Найти одного человека в трёхэтажном здании с ни одним десятком комнат, коридоров и переходов в другие корпуса оказывается до хрена сложно.
— Миронова здесь? — спрашиваю, перехватив пацана с её курса. Он перепугано таращится на меня, а потом кивает. — Где?
— Заходила в третий корпус.
Отлично, блядь, я её вообще не там всё это время ищу. Залетаю в очередной коридор, и мне в лоб утыкается дуло «Макарова».
— Это я, Насть. — выдыхаю, когда фокусирую взгляд и вижу её лицо.
— Знаю. — шипит она и прижимает пальцем курок.
Совсем ебанулась, что ли?
Пригибаюсь и проскакиваю ей за спину. Раздаётся глухой хлопок, и голень прошивает острой болью. Смотрю на ногу, в которую только что получил «огнестрел», и перевожу охуевший взгляд на свою девочку.
Блядь, у неё вид такой сейчас, что не хватает только поднести дуло к губам и сдуть струйку дыма, как в фильме про шпионов.
— Ты, мать твою, больная? — рычу, переставая растирать пораженный участок и выпрямляясь во весь рост.
Подхожу к Насте в упор прожигая бешенством, но она даже не моргает.
— Как и ты, Северов. — отбивает сталью.
На её лице непроницаемая маска безразличия. Ледяной тон. В глазах пустота. Вообще никаких эмоций.
Лишь один раз я видел её такой. В тот день, когда мы встретились на стоянке академии, и она порвала со мной. Тогда я не понимал её, но сейчас знаю, что означает это холодное безразличие: ей больно. Так она справляется. И я, блядь, тому виной.
Да сколько можно? Почему у нас не может быть всё просто?
Толкаю её к стене и накрываю её рот своим. Толкаюсь внутрь языком, но не получаю никакого отклика.
— Закончил? — шипит любимая, когда отстраняюсь. Сканирую её лицо, но оно вообще ни черта не выражает. — У меня тактика, Север. Я могу идти?
— Блядь, Настя, давай поговорим. — рычу, но всё остальное сдерживаю.

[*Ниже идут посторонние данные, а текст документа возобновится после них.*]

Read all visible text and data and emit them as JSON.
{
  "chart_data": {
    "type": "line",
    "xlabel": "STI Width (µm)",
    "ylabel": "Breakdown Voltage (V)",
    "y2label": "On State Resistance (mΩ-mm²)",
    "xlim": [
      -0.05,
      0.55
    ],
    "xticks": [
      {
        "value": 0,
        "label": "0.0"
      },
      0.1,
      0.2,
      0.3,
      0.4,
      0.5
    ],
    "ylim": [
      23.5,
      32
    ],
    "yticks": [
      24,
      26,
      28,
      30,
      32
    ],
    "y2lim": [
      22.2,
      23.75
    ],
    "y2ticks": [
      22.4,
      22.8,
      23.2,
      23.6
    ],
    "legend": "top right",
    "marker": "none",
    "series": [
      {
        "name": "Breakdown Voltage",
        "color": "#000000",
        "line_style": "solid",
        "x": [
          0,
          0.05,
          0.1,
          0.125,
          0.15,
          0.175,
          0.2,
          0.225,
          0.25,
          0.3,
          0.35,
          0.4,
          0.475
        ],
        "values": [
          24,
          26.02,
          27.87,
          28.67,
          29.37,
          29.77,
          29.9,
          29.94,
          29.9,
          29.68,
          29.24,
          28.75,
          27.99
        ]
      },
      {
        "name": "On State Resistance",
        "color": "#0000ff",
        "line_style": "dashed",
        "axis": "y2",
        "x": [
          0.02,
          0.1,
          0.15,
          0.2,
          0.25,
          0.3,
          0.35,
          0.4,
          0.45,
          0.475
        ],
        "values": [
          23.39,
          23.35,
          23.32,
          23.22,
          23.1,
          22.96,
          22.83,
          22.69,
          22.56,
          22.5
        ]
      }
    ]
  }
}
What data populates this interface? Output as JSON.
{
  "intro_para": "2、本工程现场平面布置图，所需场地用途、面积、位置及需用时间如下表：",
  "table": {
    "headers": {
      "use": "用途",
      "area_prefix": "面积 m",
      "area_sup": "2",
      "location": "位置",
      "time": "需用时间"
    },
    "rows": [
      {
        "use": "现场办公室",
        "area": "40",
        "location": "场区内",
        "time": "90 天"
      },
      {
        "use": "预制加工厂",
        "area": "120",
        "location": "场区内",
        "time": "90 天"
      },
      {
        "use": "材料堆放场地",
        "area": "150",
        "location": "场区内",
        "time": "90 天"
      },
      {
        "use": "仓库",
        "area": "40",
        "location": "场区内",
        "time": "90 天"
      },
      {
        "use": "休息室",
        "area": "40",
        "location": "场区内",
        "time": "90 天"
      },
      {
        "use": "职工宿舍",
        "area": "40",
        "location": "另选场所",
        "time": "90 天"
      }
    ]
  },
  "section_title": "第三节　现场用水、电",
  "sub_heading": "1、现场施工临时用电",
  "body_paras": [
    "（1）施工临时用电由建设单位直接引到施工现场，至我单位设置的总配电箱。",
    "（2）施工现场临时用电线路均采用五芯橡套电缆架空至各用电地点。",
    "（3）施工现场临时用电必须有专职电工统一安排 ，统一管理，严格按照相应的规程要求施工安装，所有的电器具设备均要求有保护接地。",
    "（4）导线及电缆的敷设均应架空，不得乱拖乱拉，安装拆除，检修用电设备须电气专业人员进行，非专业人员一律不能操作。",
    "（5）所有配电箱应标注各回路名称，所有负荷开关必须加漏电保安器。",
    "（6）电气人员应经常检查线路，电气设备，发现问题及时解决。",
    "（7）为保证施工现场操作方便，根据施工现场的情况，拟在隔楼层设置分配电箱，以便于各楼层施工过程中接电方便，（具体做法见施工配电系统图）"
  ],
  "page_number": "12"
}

— Мне не о чем с тобой говорить.
Отталкивает меня, но я прижимаю её крепче.
— Тогда выслушай меня, малыш. — сиплю, сбавляя обороты и утыкаясь ей в лоб.
Настя облизывает губы и смотрит мне в глаза. Член моментально оживает от этого действия.
— Тебе есть что добавить к тому, что ты уже сказал, Северов? Сначала я написала заявление. Потом изменила. Что теперь? Может скажешь, что я со всей академией трахаюсь? Или что твои деньги…
Не могу это слушать. Знаю, насколько виноват. И без того паршиво до тошноты. Разжимаю кулаки и подхватываю девушку под коленями, перебрасывая через плечо. Она громко взвизгивает и колотит меня кулаками по спине. Сказал бы, что не больно, но хер-то там. У неё удар, как у кикбоксера.
— Успокойся, Настя! — гаркаю, с силой опуская ладонь ей на задницу, за что получаю ещё один визг и серию ударов.